I have to say that Benidorm was nothing like what I was anticipating at all but was really rather pleasant and the beaches were immense and spectacular with beautiful clean sand and blue flags flapping proudly in the breeze. It is an interesting fact that Spain has more blue flag beaches than any other participating country with five hundred and eleven in five thousand kilometres of coastline, the United Kingdom by comparison, has only one hundred and twenty-five in nearly eighteen thousand kilometres. Greece has the second most blue flags at three hundred and eighty-seven and France is third with three hundred and thirty-six. Clearly the United Kingdom needs to get cleaning up!
We walked the entire two-kilometre length of the Poniente and by the time we reached the old town harbour and elevated promontory we had pretty much given up on finding anything to snigger about. In the old town itself there were more Spanish tapas bars than British pubs and there was a notable absence of those awful bars with tacky pictures of the food on the menu. I really hate that! I know what bacon and eggs looks like and I know what spaghetti Bolognese looks like (or what it should look like) and what I also know is that these pictures generally bear absolutely no resemblance to what you are likely to get if you are desperate enough to order it. There was not a bit of it and after wandering around the old town searching unsuccessfully for cheap souvenir shops we had to finally admit defeat and sit in a bar on the seafront and have the first beer of the day.
If Benidorm was a surprisingly nice place then the old town was an especially nice place with a blue domed church, reminiscent of those in the Greek islands, and a pedestrianised area that was positively delightful. I remembered this from my visit thirty years ago but not much else I have to say and with refreshment time over we walked a short way along the Levante in search of what we were sure was the real Benidorm from the television series but without success we called a halt to the expedition and retraced our steps back to the car.
Although we were disappointed not to see what we had come for it was a pleasant surprise and we left with the confirmation that despite the tourists that flock in every summer that Benidorm is a very real Spanish town, with Spanish culture and a Spanish history of tuna fishermen and merchant sailors that was actually quite plain to see. I wished that I had grasped that in 1977 because if I had then I am sure that I would have enjoyed it more then.

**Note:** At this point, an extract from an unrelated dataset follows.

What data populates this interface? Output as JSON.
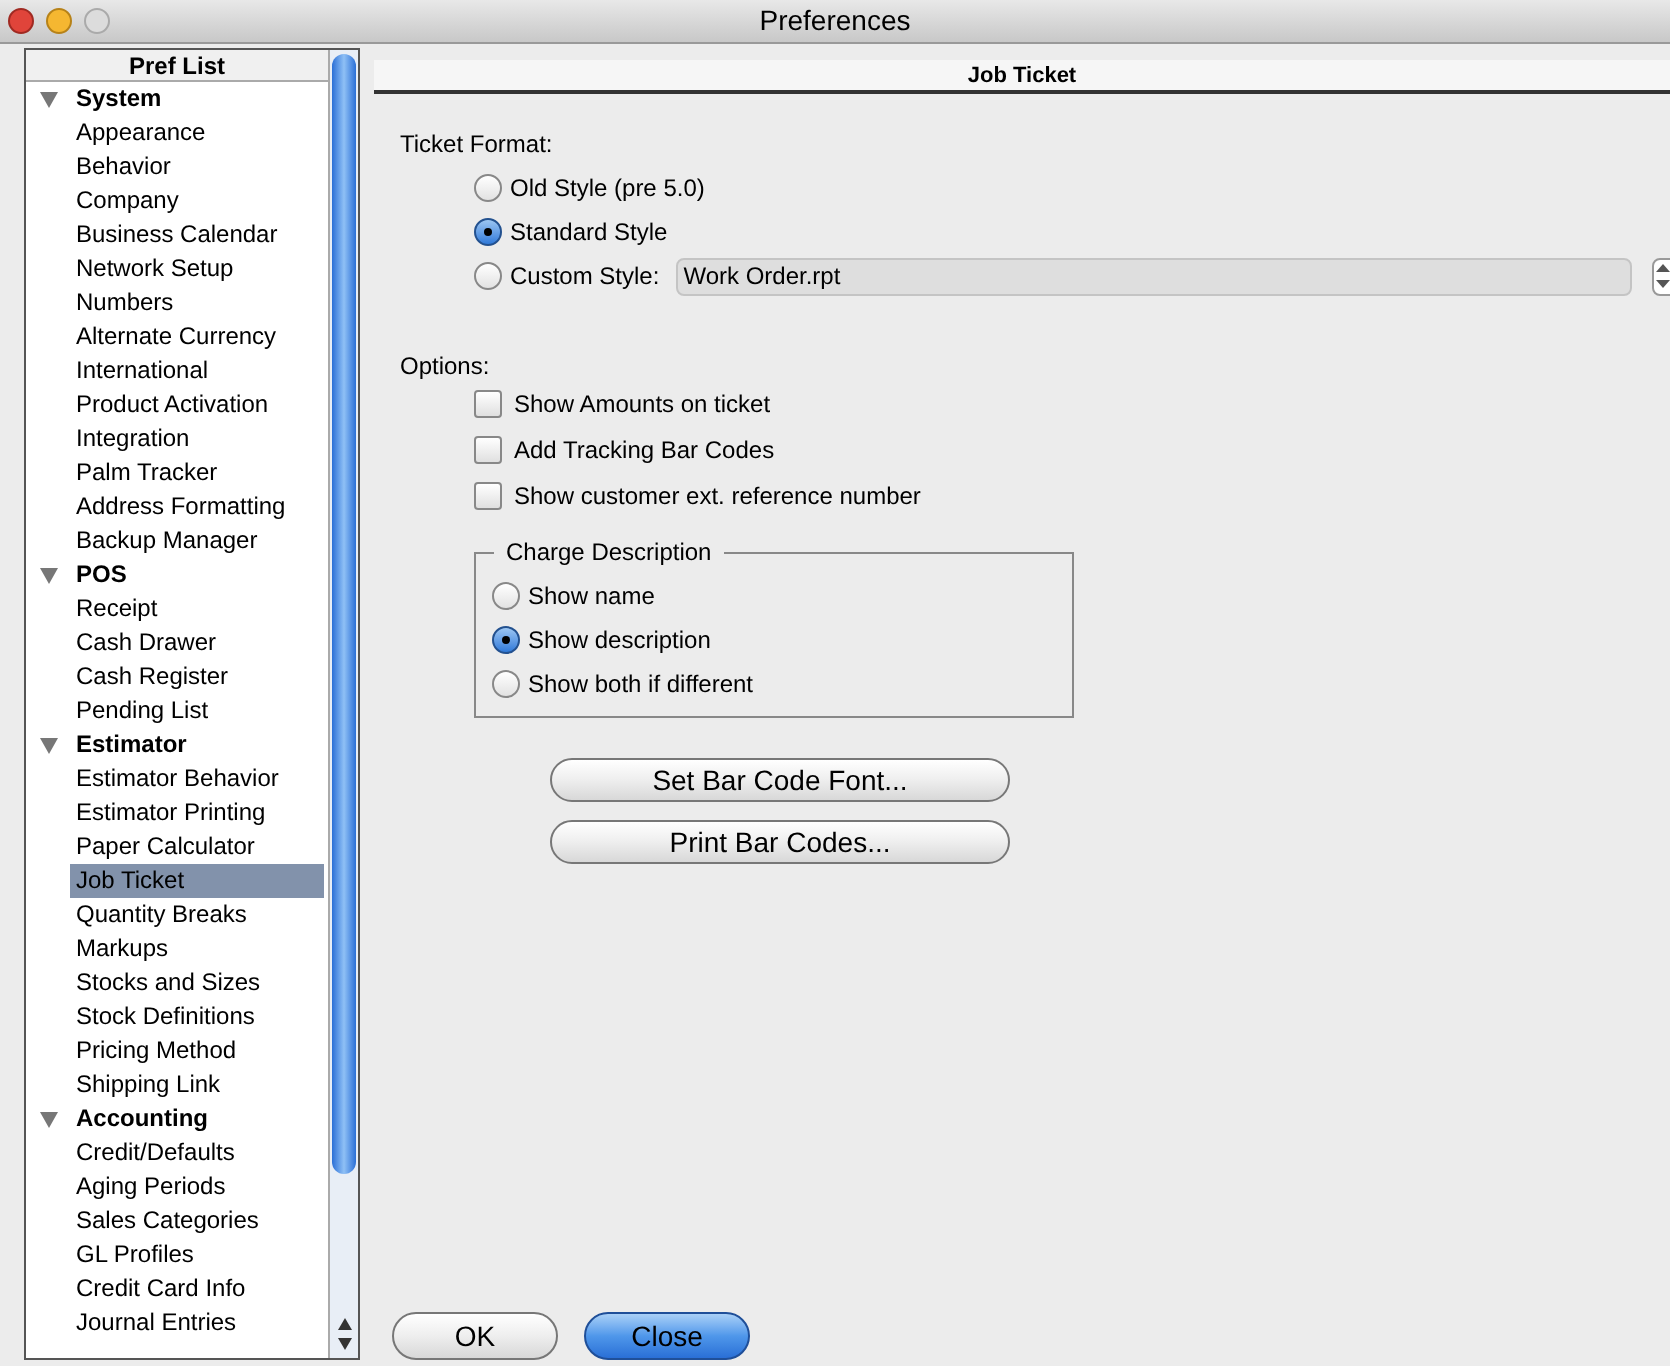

All along the sea front there was a programme of environmental improvements that when completed will make Benidorm a place worth visiting and I might even consider it myself in the future in my Saga years. Back at the car we drove back to the motorway, paid the toll and left the mountains of Valencia and motored south back to the scrub of Murcia. We tried to be a bit clever on the way back and see if we could get closer to home before leaving the motorway close to the toll but this went spectacularly wrong when we ran out of exits and ended up paying another €3.70 in road tolls which may not sound a lot but to put things into perspective was the equivilent of about ten bottles of San Miguel at the Mercadona supermarket!